Le 13 juin, il a été annoncé que toutes les séances futures du procès se tiendraient à huis clos après que l’accusation a déclaré que des témoins étaient menacés sur les réseaux sociaux. Les avocats deux deux prévenues ont souligné qu’il y avait peu de preuves de menaces, et a noté à quel point cette étape était « pratique », puisqu’elle coïncidait avec le début de la présentation des preuves par les témoins de la défense.

Berkovitch derrière les barreaux
Evguenia Berkovitch sur un écran lors de l’audience en appel contre son arrestation en mai. Maxim Shipenkov/EPA-EFE

Cette affaire est l’exemple récent le plus choquant de la purge de la culture contemporaine mise en oeuvre par Vladimir Poutine. C’était la première fois qu’une dramaturge et une metteuse en scène étaient jugées pour une pièce de théâtre en Russie.

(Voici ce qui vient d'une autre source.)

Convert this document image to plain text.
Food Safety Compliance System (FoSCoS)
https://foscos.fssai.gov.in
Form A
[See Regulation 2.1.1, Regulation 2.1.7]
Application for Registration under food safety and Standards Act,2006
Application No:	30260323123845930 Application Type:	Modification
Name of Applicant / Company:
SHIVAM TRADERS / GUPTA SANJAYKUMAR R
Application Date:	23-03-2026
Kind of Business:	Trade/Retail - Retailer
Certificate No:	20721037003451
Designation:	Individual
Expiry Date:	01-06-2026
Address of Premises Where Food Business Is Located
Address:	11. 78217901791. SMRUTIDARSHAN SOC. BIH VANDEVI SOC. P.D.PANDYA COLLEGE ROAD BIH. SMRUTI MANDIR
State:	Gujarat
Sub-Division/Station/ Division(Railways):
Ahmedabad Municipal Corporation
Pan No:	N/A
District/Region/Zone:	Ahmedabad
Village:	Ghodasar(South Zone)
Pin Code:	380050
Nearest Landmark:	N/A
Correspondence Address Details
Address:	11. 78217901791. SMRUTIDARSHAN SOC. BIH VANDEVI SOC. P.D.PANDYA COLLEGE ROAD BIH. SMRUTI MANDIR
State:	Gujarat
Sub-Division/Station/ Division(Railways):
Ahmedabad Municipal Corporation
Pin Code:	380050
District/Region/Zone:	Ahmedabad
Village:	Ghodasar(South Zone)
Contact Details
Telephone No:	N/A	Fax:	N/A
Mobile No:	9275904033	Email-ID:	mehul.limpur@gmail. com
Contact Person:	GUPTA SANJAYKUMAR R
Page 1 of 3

En Occident aussi, les doutes sur le contenu d’une pièce explorant le sujet de la radicalisation ne sont pas rares. En 2015, le National Youth Theatre du Royaume-Uni a annulé la production d’une pièce d’Omar El-Khairy sur la radicalisation des jeunes, dix jours seulement avant sa première représentation. Cette décision a donné lieu à des accusations de censure. Mais au moins, ni El-Khairy ni le metteur en scène n’ont été traduits en justice pour leur travail artistique.

Pourquoi cette injustice extrêmement cruelle se produit-elle ? Certains ont suggéré que les poèmes antiguerre de Berkovitch ont pu attirer sur elle une attention hostile. Pourquoi, dans le cas contraire, engager cette procédure en 2023 pour une pièce de théâtre datant de 2020 ?

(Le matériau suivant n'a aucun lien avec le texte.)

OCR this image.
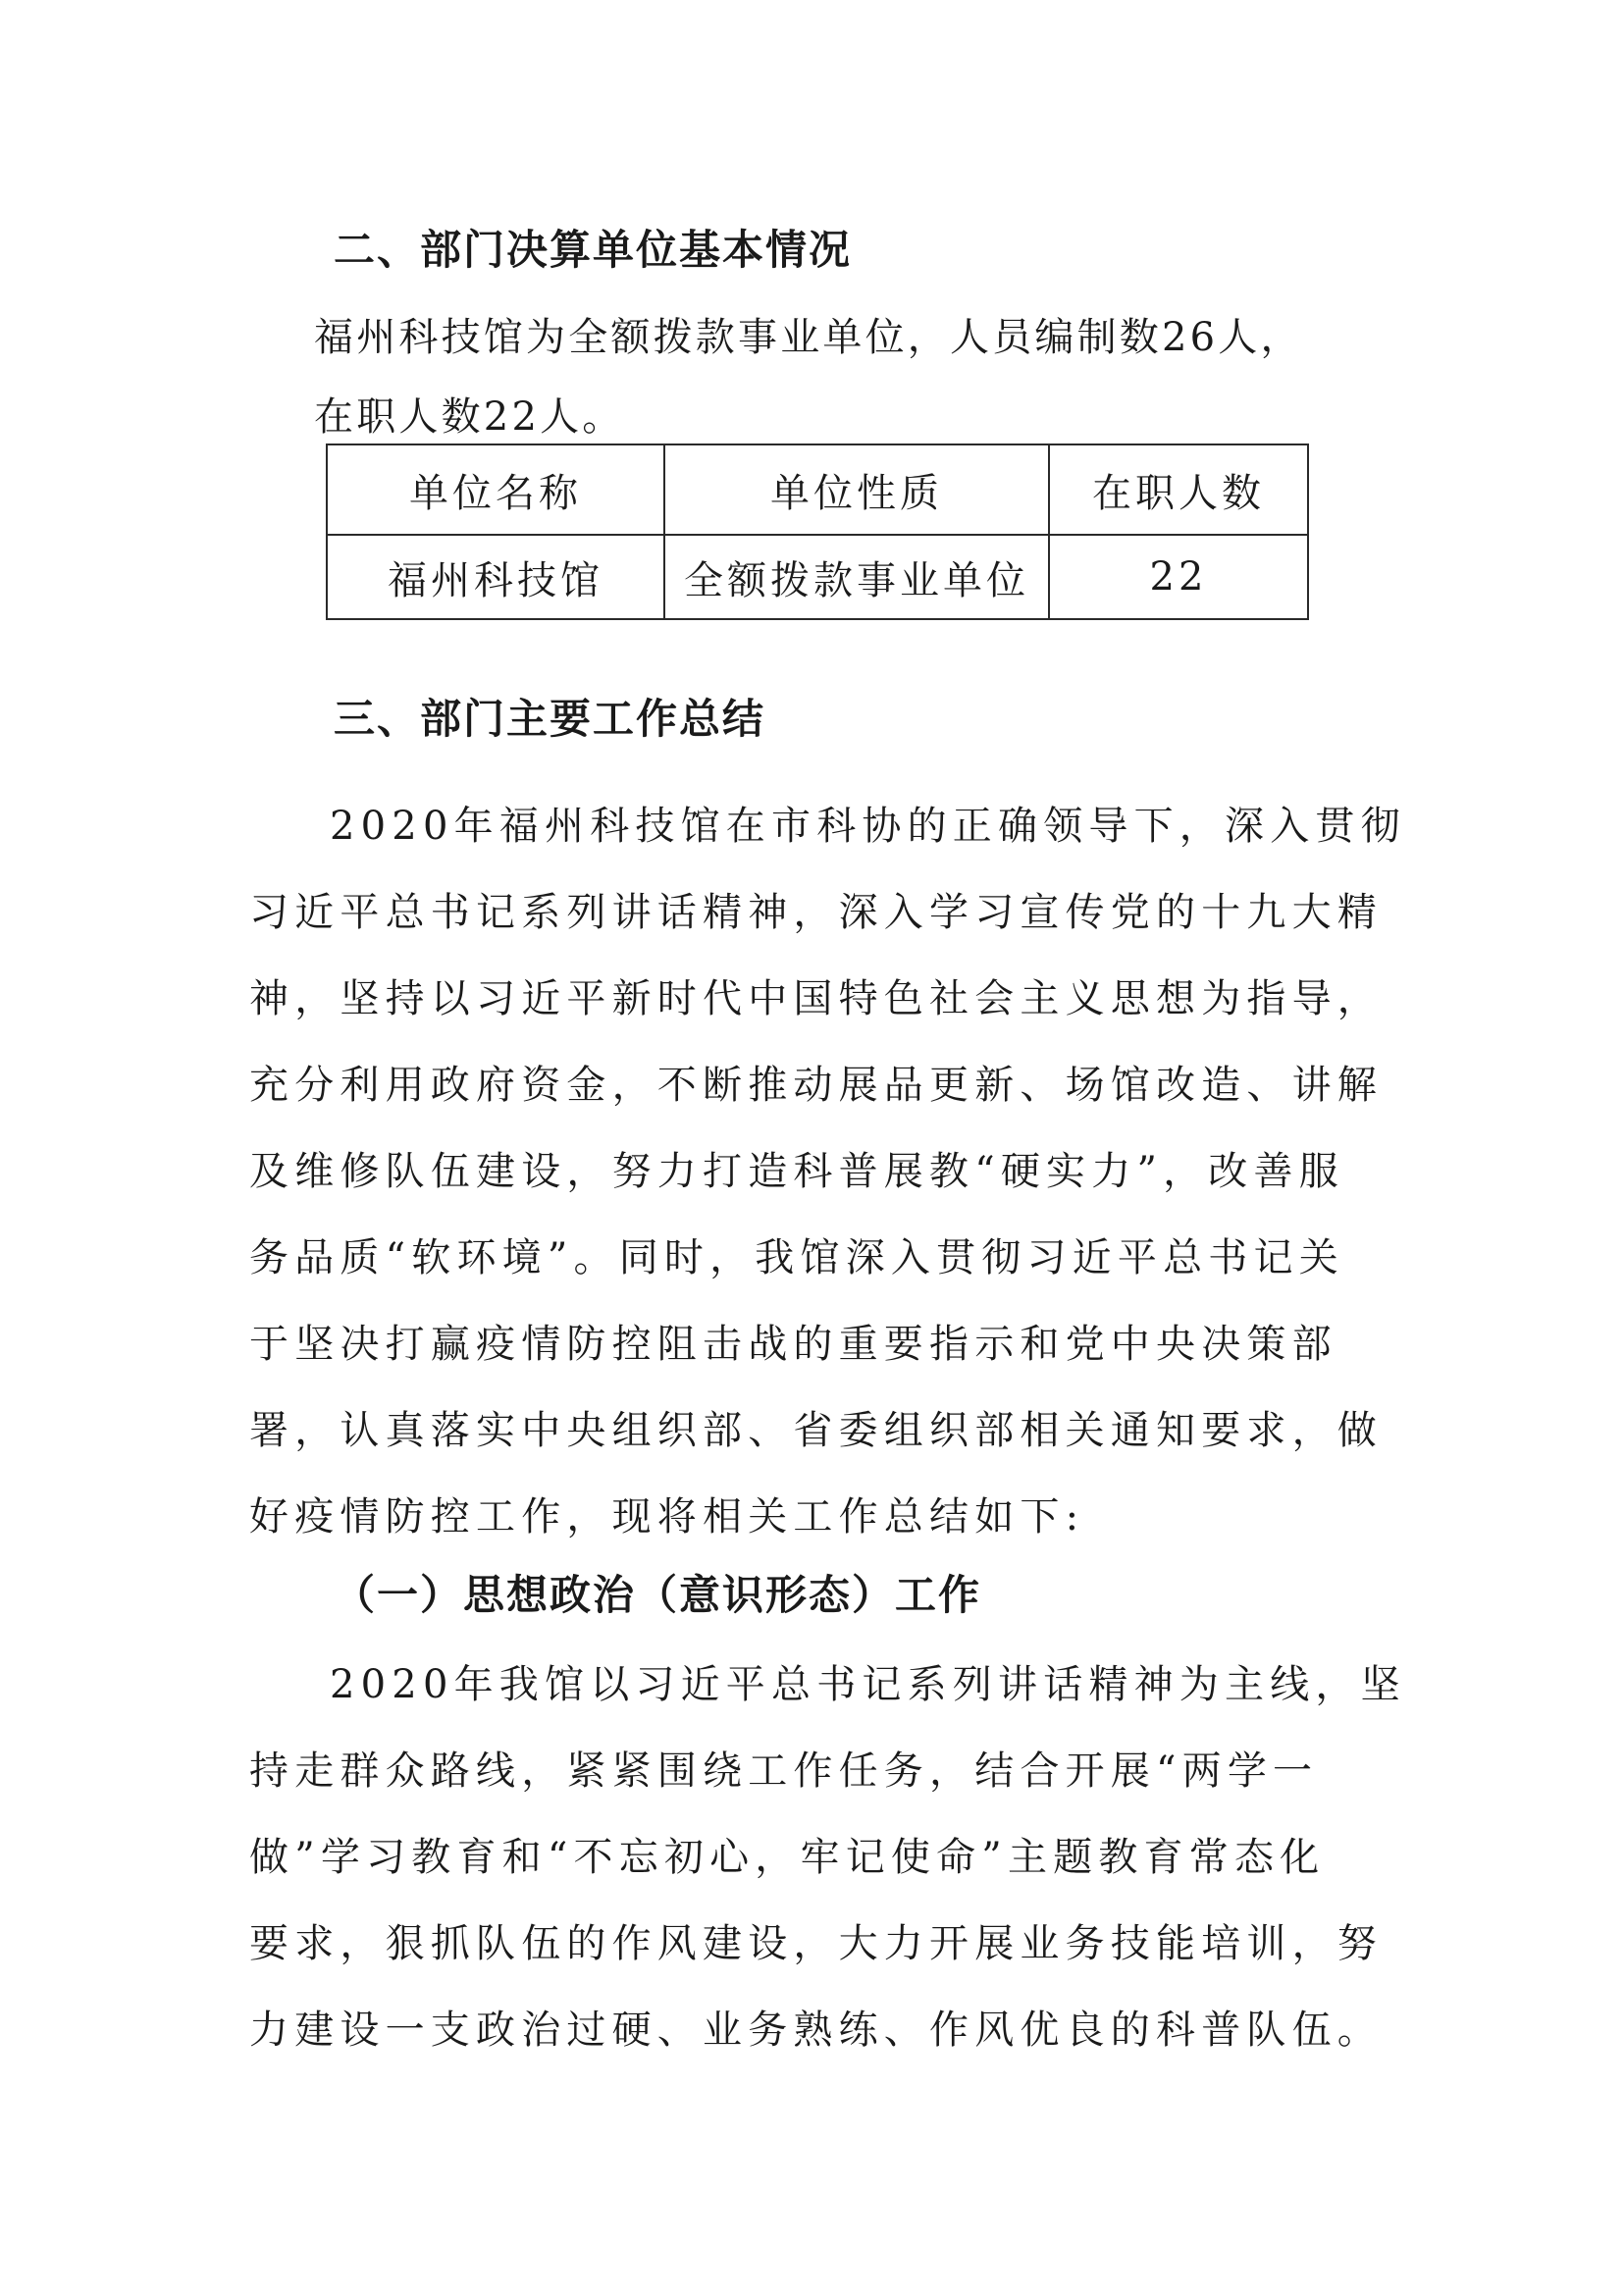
二、部门决算单位基本情况

福州科技馆为全额拨款事业单位，人员编制数26人，

在职人数22人。

单位名称	单位性质	在职人数
福州科技馆	全额拨款事业单位	22
三、部门主要工作总结

2020年福州科技馆在市科协的正确领导下，深入贯彻

习近平总书记系列讲话精神，深入学习宣传党的十九大精

神，坚持以习近平新时代中国特色社会主义思想为指导，

充分利用政府资金，不断推动展品更新、场馆改造、讲解

及维修队伍建设，努力打造科普展教“硬实力”，改善服

务品质“软环境”。同时，我馆深入贯彻习近平总书记关

于坚决打赢疫情防控阻击战的重要指示和党中央决策部

署，认真落实中央组织部、省委组织部相关通知要求，做

好疫情防控工作，现将相关工作总结如下:

（一）思想政治（意识形态）工作

2020年我馆以习近平总书记系列讲话精神为主线，坚

持走群众路线，紧紧围绕工作任务，结合开展“两学一

做”学习教育和“不忘初心，牢记使命”主题教育常态化

要求，狠抓队伍的作风建设，大力开展业务技能培训，努

力建设一支政治过硬、业务熟练、作风优良的科普队伍。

Le metteur en scène de théâtre et de cinéma en exil Kirill Serebrennikov a déclaré à propos de Berkovitch (son « élève préférée ») que :

« Nous devrions être fiers de vous : dans la culture de n’importe quel pays normal, des gens comme vous représenteraient une rareté, un miracle, une source de fierté. Mais en Russie, en ce moment, tout est à l’envers. »

Des milliers de personnes attendaient le verdict avec appréhension. La sévérité de la peine confirme leurs pires craintes : il semble que le théâtre ne pourra survivre qu’en tant qu’instrument du discours patriotique dans la nouvelle Russie de Poutine.